Now, fifty-four years later, I ask myself what remains of that dream. What of the utopia of the New Man have young people today inherited? The fantasy died in the cradle and in its place arose someone capable of the full range of hypocrisy, someone who runs from truth like vermin from light.

In he shadow of fear was engendered a lazy and selfish being, unable to put himself forward civilly with principles, unable to concern himself with anything that doesn’t have to do only with him. Insensible to the pain of others inadvertently powerless to go further, beyond the boundaries of his little plot, and in his Kafkaesque insect dimension, vegetates in his own harvest of misery without ever uncovering the great common parcel.

I don’t want to say that my inquisitive mind or judgement are infallible, nor do I want to wipe the slate clean, but it greatly distresses me that the behaviors that should be dark exceptions are the shameful norm: I look with sadness at the minimum level of spirituality of this youth, focused on fashion and reggaeton but too uneducated and superficial to notice major issues.

Elevated concepts like nation, commitment, duty or sacrifice are as alien to the average youth of today as the concepts of quantum physics. And it’s not that it’s wrong to live intensely, to wear the latest fashions and dance to the point of delirium, “because youth only comes around once and as beautiful as it is, it is fleeting,” but there should be, along with joy, depth… isn’t this Guevara?

The mega-experiment of the schools in the countryside had everything to do in such moral devastation, which for decades kept several generations of Cubans away from their families in the most critical phase of their adolescence, while their personalities crystallized.

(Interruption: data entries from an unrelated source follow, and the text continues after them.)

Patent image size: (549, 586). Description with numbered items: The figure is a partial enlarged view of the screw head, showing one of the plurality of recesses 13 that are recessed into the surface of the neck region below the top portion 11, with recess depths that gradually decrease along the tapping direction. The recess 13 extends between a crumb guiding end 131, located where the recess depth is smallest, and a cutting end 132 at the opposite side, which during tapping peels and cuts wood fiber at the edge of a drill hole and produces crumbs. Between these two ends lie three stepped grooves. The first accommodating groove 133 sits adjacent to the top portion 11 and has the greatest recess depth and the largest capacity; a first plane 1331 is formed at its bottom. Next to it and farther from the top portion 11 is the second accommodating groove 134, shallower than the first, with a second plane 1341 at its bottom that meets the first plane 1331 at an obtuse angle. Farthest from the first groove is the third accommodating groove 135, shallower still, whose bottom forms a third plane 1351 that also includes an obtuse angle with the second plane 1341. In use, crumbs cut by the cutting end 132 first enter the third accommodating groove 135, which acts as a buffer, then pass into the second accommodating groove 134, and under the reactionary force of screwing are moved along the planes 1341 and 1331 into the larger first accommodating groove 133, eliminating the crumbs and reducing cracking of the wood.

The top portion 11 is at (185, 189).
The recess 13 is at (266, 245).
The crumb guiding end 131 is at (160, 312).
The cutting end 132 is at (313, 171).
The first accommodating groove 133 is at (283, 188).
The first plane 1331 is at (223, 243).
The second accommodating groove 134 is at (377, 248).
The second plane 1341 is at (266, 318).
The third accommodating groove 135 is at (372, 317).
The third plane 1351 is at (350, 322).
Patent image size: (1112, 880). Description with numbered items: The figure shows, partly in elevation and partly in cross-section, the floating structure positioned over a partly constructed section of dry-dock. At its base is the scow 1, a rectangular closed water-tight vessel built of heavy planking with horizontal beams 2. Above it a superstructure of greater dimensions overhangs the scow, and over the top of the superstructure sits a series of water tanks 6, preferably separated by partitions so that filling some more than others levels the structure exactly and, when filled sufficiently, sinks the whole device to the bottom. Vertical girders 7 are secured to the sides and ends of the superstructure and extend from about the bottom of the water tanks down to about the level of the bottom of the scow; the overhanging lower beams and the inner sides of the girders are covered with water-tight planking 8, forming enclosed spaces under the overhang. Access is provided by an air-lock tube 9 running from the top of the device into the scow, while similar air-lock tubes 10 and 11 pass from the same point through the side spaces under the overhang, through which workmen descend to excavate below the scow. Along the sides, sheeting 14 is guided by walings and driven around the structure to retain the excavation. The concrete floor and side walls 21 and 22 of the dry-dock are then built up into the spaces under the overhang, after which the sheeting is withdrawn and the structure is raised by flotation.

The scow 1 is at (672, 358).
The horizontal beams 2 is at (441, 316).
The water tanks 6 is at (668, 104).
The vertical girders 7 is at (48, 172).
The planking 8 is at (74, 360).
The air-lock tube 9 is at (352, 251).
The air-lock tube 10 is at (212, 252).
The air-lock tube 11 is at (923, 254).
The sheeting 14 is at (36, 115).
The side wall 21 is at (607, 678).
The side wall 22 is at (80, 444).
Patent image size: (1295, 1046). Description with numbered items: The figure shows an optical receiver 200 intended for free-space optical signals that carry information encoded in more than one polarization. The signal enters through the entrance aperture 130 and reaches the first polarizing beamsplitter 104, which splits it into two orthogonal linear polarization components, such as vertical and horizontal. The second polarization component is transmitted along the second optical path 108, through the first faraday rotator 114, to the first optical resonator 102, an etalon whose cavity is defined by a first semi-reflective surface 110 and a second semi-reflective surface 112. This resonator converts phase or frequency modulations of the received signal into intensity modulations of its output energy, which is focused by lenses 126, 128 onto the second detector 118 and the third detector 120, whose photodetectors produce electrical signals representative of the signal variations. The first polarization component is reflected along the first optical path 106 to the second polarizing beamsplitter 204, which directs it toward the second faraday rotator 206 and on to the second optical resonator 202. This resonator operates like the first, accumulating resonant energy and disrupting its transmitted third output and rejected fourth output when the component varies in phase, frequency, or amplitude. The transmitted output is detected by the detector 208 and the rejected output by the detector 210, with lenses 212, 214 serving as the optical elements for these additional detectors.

In the classrooms of these boarding schools there was a climate of adequate teaching, “high quality in many cases,” while in the dorms many times the prison code prevailed: good had to adapt itself to sign of evil, and never vice versa, if you wanted to survive; their that young person in the making could descend to the most obscene unscrupulousness.

To this must be added the unfathomable crisis of values that came with the decade of the ’90s. The profound deterioration of people’s living standards prompted a mass exodus of teachers from the National Education System with its logical consequences, and meanwhile in the streets the law of the jungle was definitely enthroned.

Then libretazo of the 2000s “with its never achieved its Comprehensive General Teachers, its video-conferences and massive graduations of emerging, and volatile, teachers,” struck the final blow. The sad result we are touching today; it is my generation and my daughter’s generation that is the product of those years: the insensitivity, the worst education, the most arid vulgarity are the norm and, after so much time, have reached epidemic proportions. In short, we have created a Frankenstein and today we do not know what to do with it.

But I maintain the stubborn hope that not all is lost. Against such desolation I offer in opposition Jose Marti’s unshakable faith in human improvement. I have a living certainty that my people will draw, from the illustrious examples of their history, the strength necessary to rise from its ruins; so that the New Man we dreamed of one day, and whom I resist considering an impossible chimera, is finally born as the “son of universal values, not of political indoctrination” for the ultimate good of the fatherland.

We do not need the man of prefabricated harangues: essentially we need to rescue this man from the moral abyss dug by simulation and lies. We urgently need a Revolution of the soul.

“What can we count on…?!” the myopic skeptics scream. And the response worthy is what Agramonte shouted that shook the insurgent swamp: “The shame, we can count on that, the shame all Cubans deserve!”